Xandros was watching her—registering the slow curving of her lips, which reminded him why her particular beauty had first so transfixed him, along with those blue-violet eyes and hair like molten honey. How long since he had buried his mouth in that hair? How long since he had kissed those lips? He felt the impatient stir of frustration. If he walked up to her and took her into his arms, he had not a single doubt that he could have her responding to him in an instant.

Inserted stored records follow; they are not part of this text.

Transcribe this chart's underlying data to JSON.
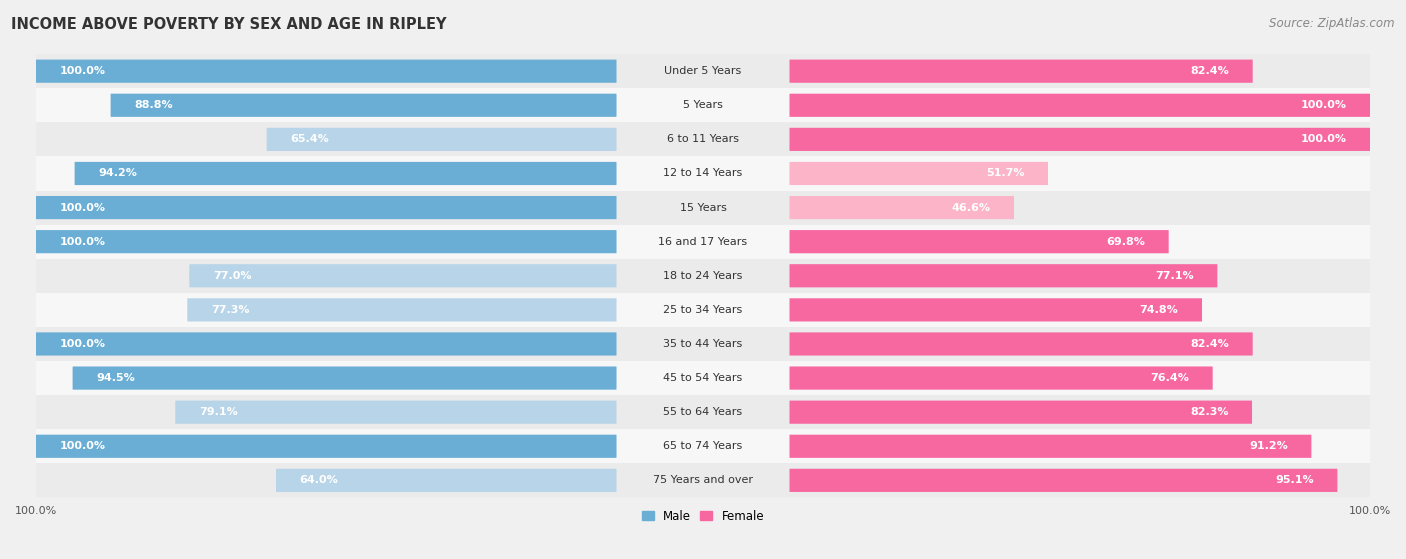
{
  "title": "INCOME ABOVE POVERTY BY SEX AND AGE IN RIPLEY",
  "source": "Source: ZipAtlas.com",
  "categories": [
    "Under 5 Years",
    "5 Years",
    "6 to 11 Years",
    "12 to 14 Years",
    "15 Years",
    "16 and 17 Years",
    "18 to 24 Years",
    "25 to 34 Years",
    "35 to 44 Years",
    "45 to 54 Years",
    "55 to 64 Years",
    "65 to 74 Years",
    "75 Years and over"
  ],
  "male_values": [
    100.0,
    88.8,
    65.4,
    94.2,
    100.0,
    100.0,
    77.0,
    77.3,
    100.0,
    94.5,
    79.1,
    100.0,
    64.0
  ],
  "female_values": [
    82.4,
    100.0,
    100.0,
    51.7,
    46.6,
    69.8,
    77.1,
    74.8,
    82.4,
    76.4,
    82.3,
    91.2,
    95.1
  ],
  "male_color": "#6aaed6",
  "male_color_light": "#b8d4e8",
  "female_color": "#f768a1",
  "female_color_light": "#fbb4c8",
  "male_label": "Male",
  "female_label": "Female",
  "row_color_odd": "#ebebeb",
  "row_color_even": "#f7f7f7",
  "background_color": "#f0f0f0",
  "title_fontsize": 10.5,
  "source_fontsize": 8.5,
  "label_fontsize": 8,
  "value_fontsize": 8,
  "bottom_label": "100.0%"
}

Yet for the moment something stopped him and maybe it was the strange new air of composure and serenity which had settled on her, like a mantle. He had noticed it earlier—when she had been sitting in a chair by the window in the nursery, feeding Alexius, his twin brother asleep in a Moses basket by her feet. Like a subtle spotlight, the pale sunlight had illuminated them and given the scene an unexpected radiance—turning the honey of her hair into spun-gold. And in that moment, she had never looked more beautiful.
Was that yet another example of the random lottery of life? he wondered abstractedly. That some women should take to motherhood as if they had been born for it—while others…
‘Rebecca?’
Rebecca turned around from the window, bracing herself against his physical impact, because no matter how many times she looked at him she could do nothing to stop herself from melting.
He was sitting on one of the two sofas—his long legs spread out in front of him in unconsciously elegant pose, beautifully cut dark trousers encasing muscular thighs, and she had to swallow against the sudden dryness in her throat.